Le commissaire général vérifie si l’un des motifs d’exclusion s’applique au demandeur. Ces motifs ne sont utilisés qu’avec toutes les précautions nécessaires, compte tenu des conséquences pour le demandeur. La charge de la preuve repose en la matière sur le CGRA. Chaque décision d’exclusion s’accompagne d’un avis du commissaire général sur une éventuelle mesure d’éloignement.
Exclusion de la définition du réfugié
Un demandeur est exclu de la reconnaissance comme réfugié lorsqu’il bénéficie, au moment de la décision, d’une aide de l’UNRWA (United Nations Relief and Works Agency for Palestine Refugees In the Near East). Si la protection ou l’aide de l’UNRWA a pris fin pour une raison ou une autre au moment de la décision, le demandeur sera de ce fait même reconnu réfugié.
Un demandeur est exclu de la reconnaissance comme réfugié lorsqu’il y a des raisons sérieuses de penser que :
- il a commis un crime contre la paix, un crime de guerre ou un crime contre l’humanité tels que définis dans le droit pénal international et dans le droit international humanitaire
- il a commis un crime grave de droit commun en dehors de la Belgique avant d’y être admis comme réfugié
- il s'est rendu coupable d'agissements contraires aux buts et aux principes des Nations unies.
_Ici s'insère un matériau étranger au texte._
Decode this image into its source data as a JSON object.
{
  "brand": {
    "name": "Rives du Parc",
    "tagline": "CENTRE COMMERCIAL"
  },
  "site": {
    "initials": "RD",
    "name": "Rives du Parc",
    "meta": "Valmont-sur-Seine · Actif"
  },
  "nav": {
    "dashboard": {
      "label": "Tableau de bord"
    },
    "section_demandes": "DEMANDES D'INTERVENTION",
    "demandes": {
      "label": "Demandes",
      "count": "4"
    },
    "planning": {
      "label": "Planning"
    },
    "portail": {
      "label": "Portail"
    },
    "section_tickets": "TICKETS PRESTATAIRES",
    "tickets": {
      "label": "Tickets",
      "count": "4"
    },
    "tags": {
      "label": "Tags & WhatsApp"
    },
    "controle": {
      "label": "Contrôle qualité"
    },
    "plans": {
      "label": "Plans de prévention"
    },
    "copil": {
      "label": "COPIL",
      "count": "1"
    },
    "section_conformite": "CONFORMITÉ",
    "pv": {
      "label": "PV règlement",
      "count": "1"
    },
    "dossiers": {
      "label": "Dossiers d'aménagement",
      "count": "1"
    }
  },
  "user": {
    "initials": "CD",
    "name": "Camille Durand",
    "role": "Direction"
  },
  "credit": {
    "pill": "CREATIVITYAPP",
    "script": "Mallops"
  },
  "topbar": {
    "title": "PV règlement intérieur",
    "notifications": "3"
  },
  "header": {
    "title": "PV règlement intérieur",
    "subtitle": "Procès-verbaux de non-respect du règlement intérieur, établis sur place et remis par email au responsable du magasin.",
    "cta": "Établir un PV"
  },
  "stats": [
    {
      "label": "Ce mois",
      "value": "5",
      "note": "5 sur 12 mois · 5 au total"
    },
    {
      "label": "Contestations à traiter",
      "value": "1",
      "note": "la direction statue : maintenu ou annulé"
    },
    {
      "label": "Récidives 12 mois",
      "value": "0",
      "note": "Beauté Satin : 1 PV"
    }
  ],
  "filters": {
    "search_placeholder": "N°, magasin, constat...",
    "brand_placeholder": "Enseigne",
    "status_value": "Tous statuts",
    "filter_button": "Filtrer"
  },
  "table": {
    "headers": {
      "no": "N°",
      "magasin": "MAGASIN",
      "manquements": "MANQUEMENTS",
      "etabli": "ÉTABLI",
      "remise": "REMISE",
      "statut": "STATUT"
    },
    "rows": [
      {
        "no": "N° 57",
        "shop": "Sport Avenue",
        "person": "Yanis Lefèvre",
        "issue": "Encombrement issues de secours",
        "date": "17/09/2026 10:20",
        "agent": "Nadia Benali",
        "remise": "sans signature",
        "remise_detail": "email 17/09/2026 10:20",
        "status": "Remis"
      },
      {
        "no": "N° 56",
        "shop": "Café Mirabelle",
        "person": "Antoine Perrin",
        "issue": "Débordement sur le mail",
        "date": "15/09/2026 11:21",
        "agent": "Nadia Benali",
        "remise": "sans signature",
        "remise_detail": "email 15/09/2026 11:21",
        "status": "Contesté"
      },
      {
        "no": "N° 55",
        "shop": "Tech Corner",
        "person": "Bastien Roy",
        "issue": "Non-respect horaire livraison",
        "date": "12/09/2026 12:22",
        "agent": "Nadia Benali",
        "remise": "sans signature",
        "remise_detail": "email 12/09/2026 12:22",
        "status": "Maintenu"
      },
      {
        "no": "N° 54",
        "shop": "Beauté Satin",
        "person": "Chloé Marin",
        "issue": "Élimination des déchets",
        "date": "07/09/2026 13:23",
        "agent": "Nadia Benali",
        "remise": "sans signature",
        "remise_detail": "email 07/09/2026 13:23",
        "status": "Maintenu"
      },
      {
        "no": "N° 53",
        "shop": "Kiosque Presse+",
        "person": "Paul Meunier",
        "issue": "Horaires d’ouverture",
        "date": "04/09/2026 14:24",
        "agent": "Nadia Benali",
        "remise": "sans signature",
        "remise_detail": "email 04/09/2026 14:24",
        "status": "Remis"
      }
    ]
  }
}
Exclusion de la définition du bénéficiaire de la protection subsidiaire
Un demandeur est exclu du bénéfice de la protection subsidiaire lorsqu’il y a des raisons sérieuses de penser que :
- il a commis un crime contre la paix, un crime de guerre ou un crime contre l’humanité tels que définis dans les conventions internationales
- il s'est rendu coupable d'agissements contraires aux buts et aux principes des Nations unies
- il a commis une infraction grave avant son arrivée sur le territoire ou a été condamné pour une infraction grave après son arrivée
- il constitue un danger pour la société ou la sécurité nationale.
Le CGRA peut également conclure que le demandeur est exclu de la définition du bénéficiaire de la protection subsidiaire :
- si le demandeur a commis dans son pays d’origine des faits qui ne relèvent pas des motifs d’exclusion mais qui sont passibles en Belgique d’une peine de prison et
- qu’il a quitté son pays d'origine dans le seul but d'échapper aux peines qu’il y encourt en raison de ces faits.
Les motifs d’exclusion s’appliquent également aux personnes qui ont sciemment incité ou participé à ces faits ou agissements.
Le commissaire général tient compte de la gravité des faits, de la responsabilité individuelle de l’intéressé et de tous les aspects qui caractérisent ces faits et agissements ainsi que la situation de l’intéressé.